Another dimension of opportunity to learn is student engagement during instruction. The First Contact survey contains two questions that ask educators to rate student engagement during computer- and educator-directed instruction. Table 4.16 shows the percentage of students who were rated as demonstrating different levels of attention by instruction type. Overall, 87% of students demonstrate fleeting or sustained attention to computer-directed instruction and 86% of students demonstrate fleeting or sustained attention to educator-directed instruction.

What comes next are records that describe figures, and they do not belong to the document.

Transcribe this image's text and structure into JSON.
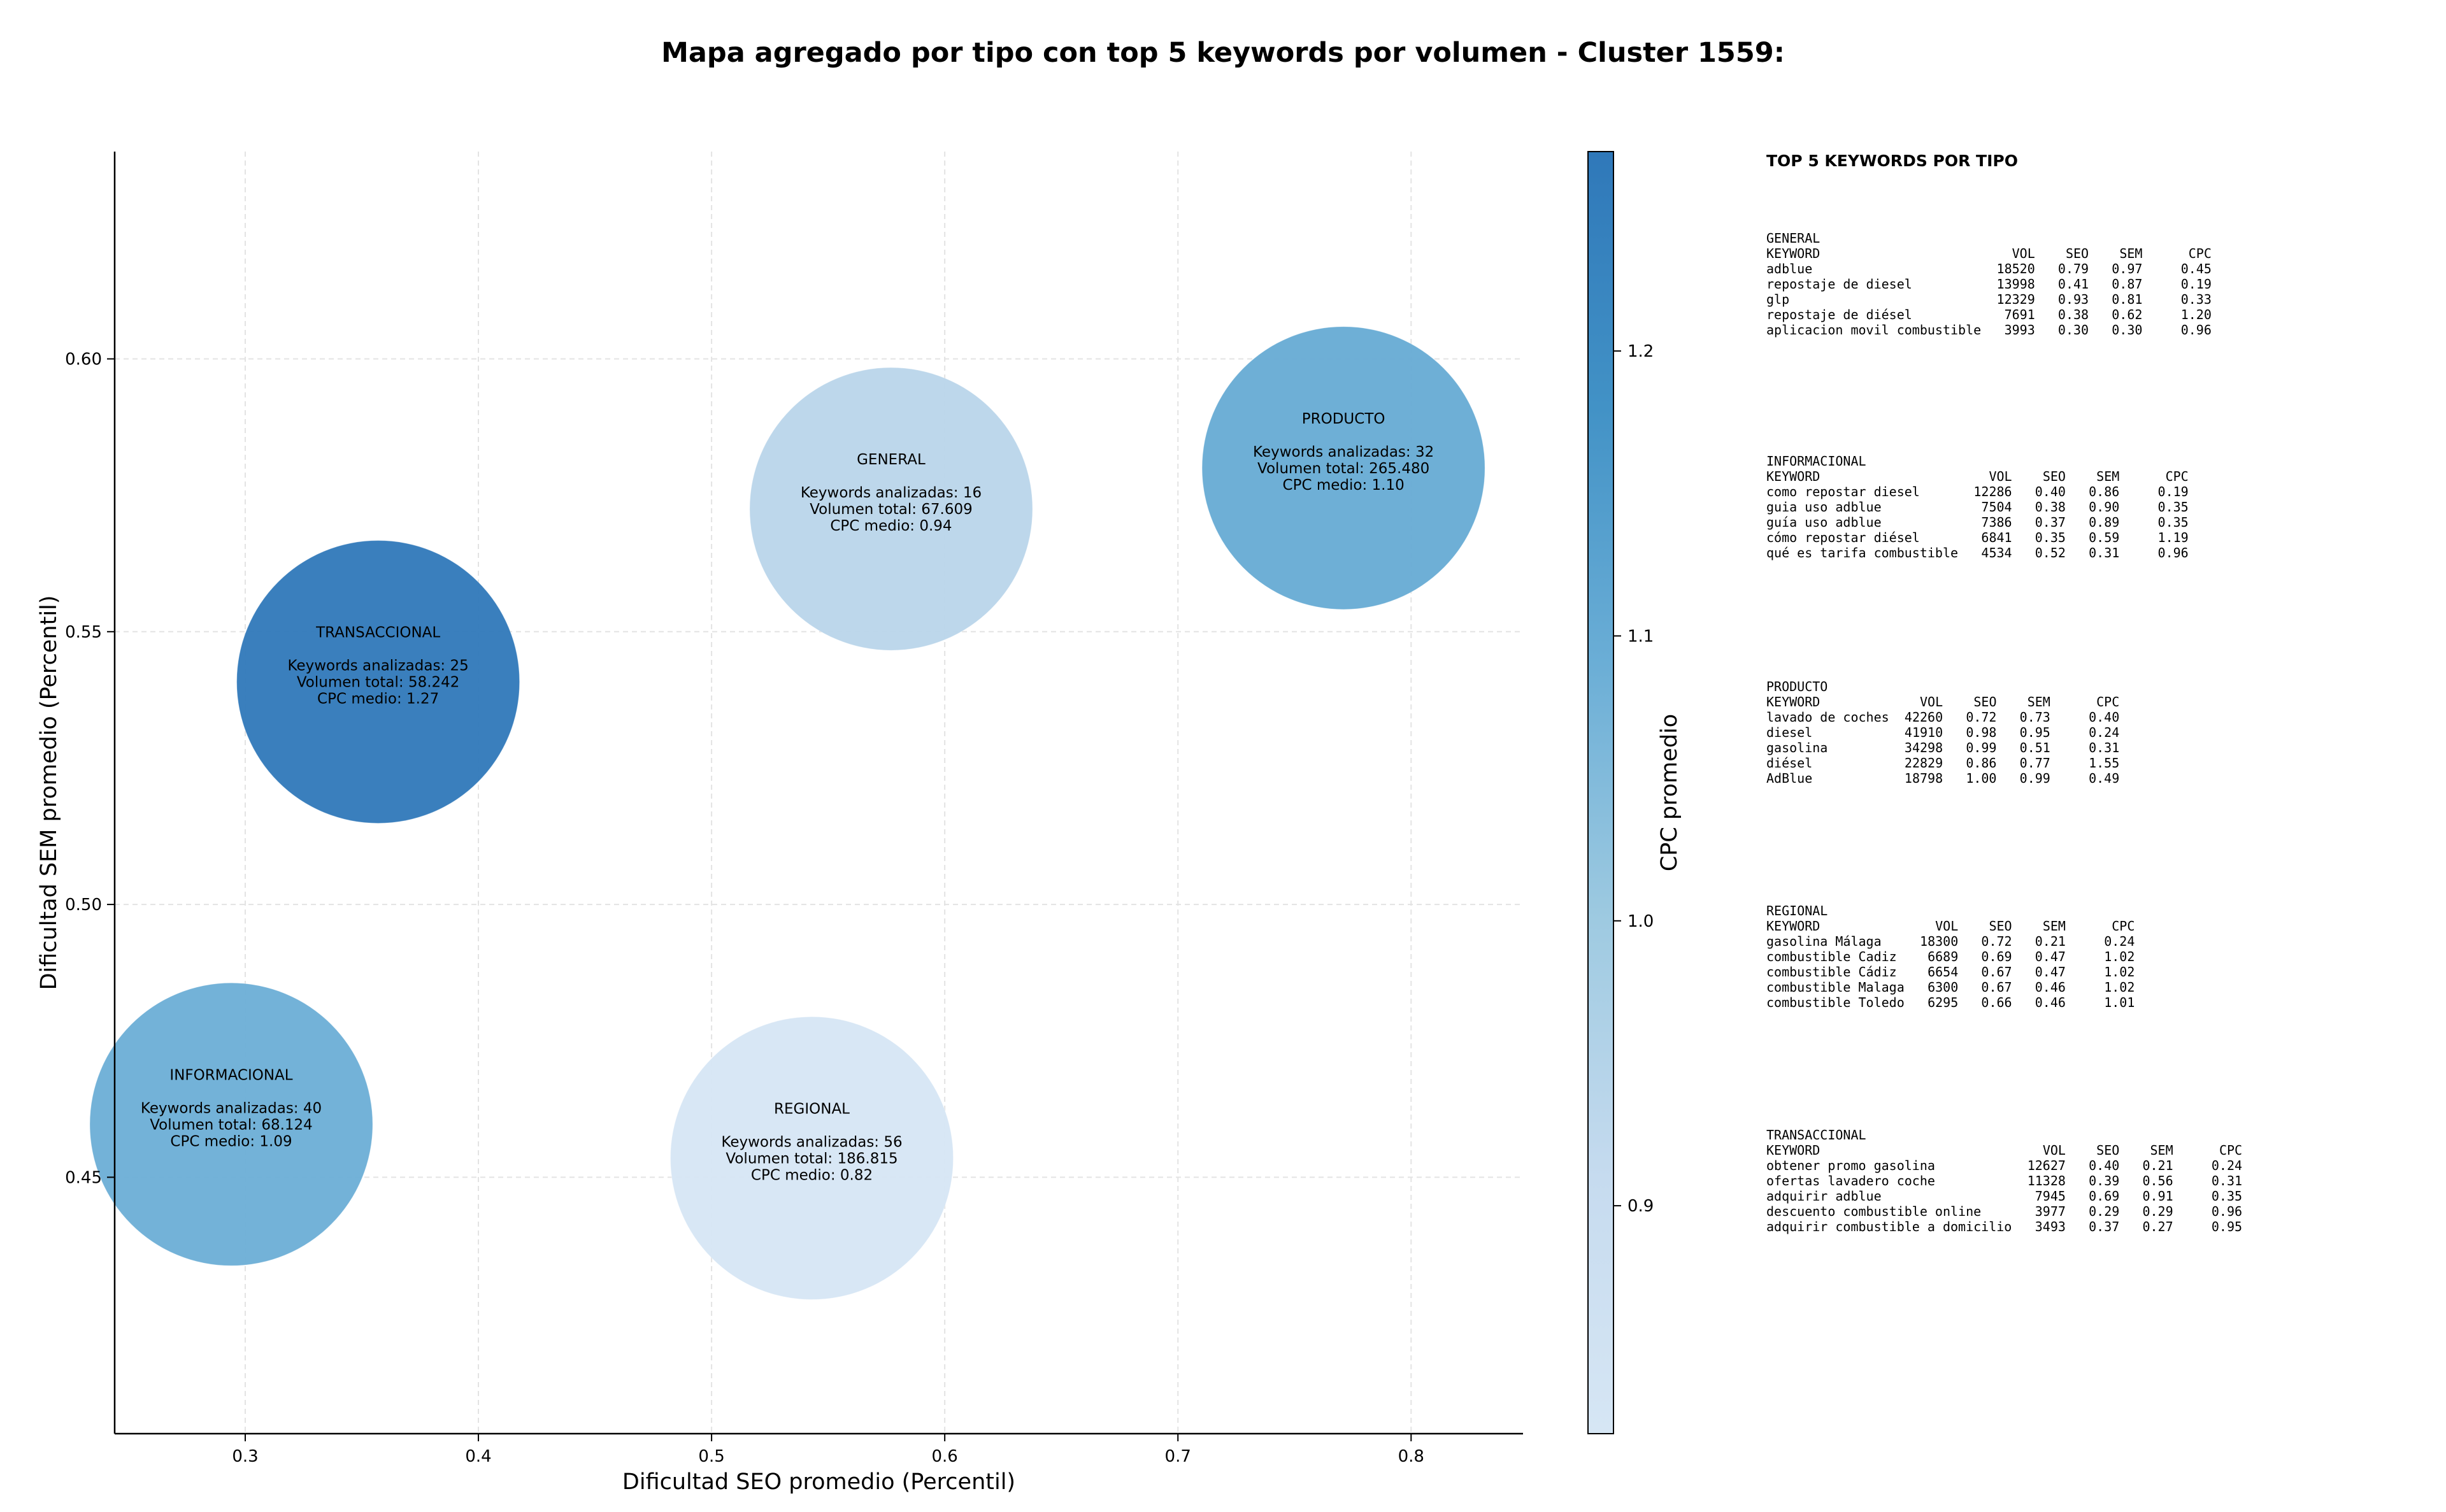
{
  "title": "Mapa agregado por tipo con top 5 keywords por volumen - Cluster 1559:",
  "chart_data": {
    "type": "scatter",
    "subtype": "bubble",
    "title": "Mapa agregado por tipo con top 5 keywords por volumen - Cluster 1559:",
    "xlabel": "Dificultad SEO promedio (Percentil)",
    "ylabel": "Dificultad SEM promedio (Percentil)",
    "xlim": [
      0.244,
      0.848
    ],
    "ylim": [
      0.403,
      0.638
    ],
    "xticks": [
      0.3,
      0.4,
      0.5,
      0.6,
      0.7,
      0.8
    ],
    "xtick_labels": [
      "0.3",
      "0.4",
      "0.5",
      "0.6",
      "0.7",
      "0.8"
    ],
    "yticks": [
      0.45,
      0.5,
      0.55,
      0.6
    ],
    "ytick_labels": [
      "0.45",
      "0.50",
      "0.55",
      "0.60"
    ],
    "grid": true,
    "colorbar": {
      "label": "CPC promedio",
      "range": [
        0.82,
        1.27
      ],
      "ticks": [
        0.9,
        1.0,
        1.1,
        1.2
      ],
      "tick_labels": [
        "0.9",
        "1.0",
        "1.1",
        "1.2"
      ],
      "colormap": "Blues"
    },
    "points": [
      {
        "type": "GENERAL",
        "x": 0.577,
        "y": 0.5725,
        "keywords": 16,
        "volume": 67609,
        "cpc": 0.94,
        "lines": [
          "GENERAL",
          "",
          "Keywords analizadas: 16",
          "Volumen total: 67.609",
          "CPC medio: 0.94"
        ]
      },
      {
        "type": "INFORMACIONAL",
        "x": 0.294,
        "y": 0.4597,
        "keywords": 40,
        "volume": 68124,
        "cpc": 1.09,
        "lines": [
          "INFORMACIONAL",
          "",
          "Keywords analizadas: 40",
          "Volumen total: 68.124",
          "CPC medio: 1.09"
        ]
      },
      {
        "type": "PRODUCTO",
        "x": 0.771,
        "y": 0.58,
        "keywords": 32,
        "volume": 265480,
        "cpc": 1.1,
        "lines": [
          "PRODUCTO",
          "",
          "Keywords analizadas: 32",
          "Volumen total: 265.480",
          "CPC medio: 1.10"
        ]
      },
      {
        "type": "REGIONAL",
        "x": 0.543,
        "y": 0.4535,
        "keywords": 56,
        "volume": 186815,
        "cpc": 0.82,
        "lines": [
          "REGIONAL",
          "",
          "Keywords analizadas: 56",
          "Volumen total: 186.815",
          "CPC medio: 0.82"
        ]
      },
      {
        "type": "TRANSACCIONAL",
        "x": 0.357,
        "y": 0.5408,
        "keywords": 25,
        "volume": 58242,
        "cpc": 1.27,
        "lines": [
          "TRANSACCIONAL",
          "",
          "Keywords analizadas: 25",
          "Volumen total: 58.242",
          "CPC medio: 1.27"
        ]
      }
    ]
  },
  "side_panel": {
    "heading": "TOP 5 KEYWORDS POR TIPO",
    "blocks": [
      {
        "type": "GENERAL",
        "header": [
          "KEYWORD",
          "VOL",
          "SEO",
          "SEM",
          "CPC"
        ],
        "rows": [
          [
            "adblue",
            "18520",
            "0.79",
            "0.97",
            "0.45"
          ],
          [
            "repostaje de diesel",
            "13998",
            "0.41",
            "0.87",
            "0.19"
          ],
          [
            "glp",
            "12329",
            "0.93",
            "0.81",
            "0.33"
          ],
          [
            "repostaje de diésel",
            "7691",
            "0.38",
            "0.62",
            "1.20"
          ],
          [
            "aplicacion movil combustible",
            "3993",
            "0.30",
            "0.30",
            "0.96"
          ]
        ]
      },
      {
        "type": "INFORMACIONAL",
        "header": [
          "KEYWORD",
          "VOL",
          "SEO",
          "SEM",
          "CPC"
        ],
        "rows": [
          [
            "como repostar diesel",
            "12286",
            "0.40",
            "0.86",
            "0.19"
          ],
          [
            "guia uso adblue",
            "7504",
            "0.38",
            "0.90",
            "0.35"
          ],
          [
            "guía uso adblue",
            "7386",
            "0.37",
            "0.89",
            "0.35"
          ],
          [
            "cómo repostar diésel",
            "6841",
            "0.35",
            "0.59",
            "1.19"
          ],
          [
            "qué es tarifa combustible",
            "4534",
            "0.52",
            "0.31",
            "0.96"
          ]
        ]
      },
      {
        "type": "PRODUCTO",
        "header": [
          "KEYWORD",
          "VOL",
          "SEO",
          "SEM",
          "CPC"
        ],
        "rows": [
          [
            "lavado de coches",
            "42260",
            "0.72",
            "0.73",
            "0.40"
          ],
          [
            "diesel",
            "41910",
            "0.98",
            "0.95",
            "0.24"
          ],
          [
            "gasolina",
            "34298",
            "0.99",
            "0.51",
            "0.31"
          ],
          [
            "diésel",
            "22829",
            "0.86",
            "0.77",
            "1.55"
          ],
          [
            "AdBlue",
            "18798",
            "1.00",
            "0.99",
            "0.49"
          ]
        ]
      },
      {
        "type": "REGIONAL",
        "header": [
          "KEYWORD",
          "VOL",
          "SEO",
          "SEM",
          "CPC"
        ],
        "rows": [
          [
            "gasolina Málaga",
            "18300",
            "0.72",
            "0.21",
            "0.24"
          ],
          [
            "combustible Cadiz",
            "6689",
            "0.69",
            "0.47",
            "1.02"
          ],
          [
            "combustible Cádiz",
            "6654",
            "0.67",
            "0.47",
            "1.02"
          ],
          [
            "combustible Malaga",
            "6300",
            "0.67",
            "0.46",
            "1.02"
          ],
          [
            "combustible Toledo",
            "6295",
            "0.66",
            "0.46",
            "1.01"
          ]
        ]
      },
      {
        "type": "TRANSACCIONAL",
        "header": [
          "KEYWORD",
          "VOL",
          "SEO",
          "SEM",
          "CPC"
        ],
        "rows": [
          [
            "obtener promo gasolina",
            "12627",
            "0.40",
            "0.21",
            "0.24"
          ],
          [
            "ofertas lavadero coche",
            "11328",
            "0.39",
            "0.56",
            "0.31"
          ],
          [
            "adquirir adblue",
            "7945",
            "0.69",
            "0.91",
            "0.35"
          ],
          [
            "descuento combustible online",
            "3977",
            "0.29",
            "0.29",
            "0.96"
          ],
          [
            "adquirir combustible a domicilio",
            "3493",
            "0.37",
            "0.27",
            "0.95"
          ]
        ]
      }
    ]
  }
}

Table 4.16: Student Attention Levels During Instruction
Demonstrates
little or no attention
Demonstrates
fleeting attention
Generally
sustains attention
Type of instruction n % n % n %
Computer-directed (n = 84,275) 11,179 13.3 47,324 56.2 25,772 30.6
Educator-directed (n = 91,397) 13,251 14.5 57,347 62.7 20,799 22.8

4.5 Conclusion

Delivery of the DLM system was designed to align with instructional practice and be responsive to individual student needs. Assessment delivery options allow for necessary flexibility to reflect student needs while also including constraints to maximize comparability and support valid interpretation of results. The dynamic nature of DLM assessment administration is reflected in adaptive routing between testlets. Evidence collected from the DLM system, test administration monitoring, and test administrators indicates that students are able to successfully interact with the system to demonstrate their knowledge, skills, and understandings.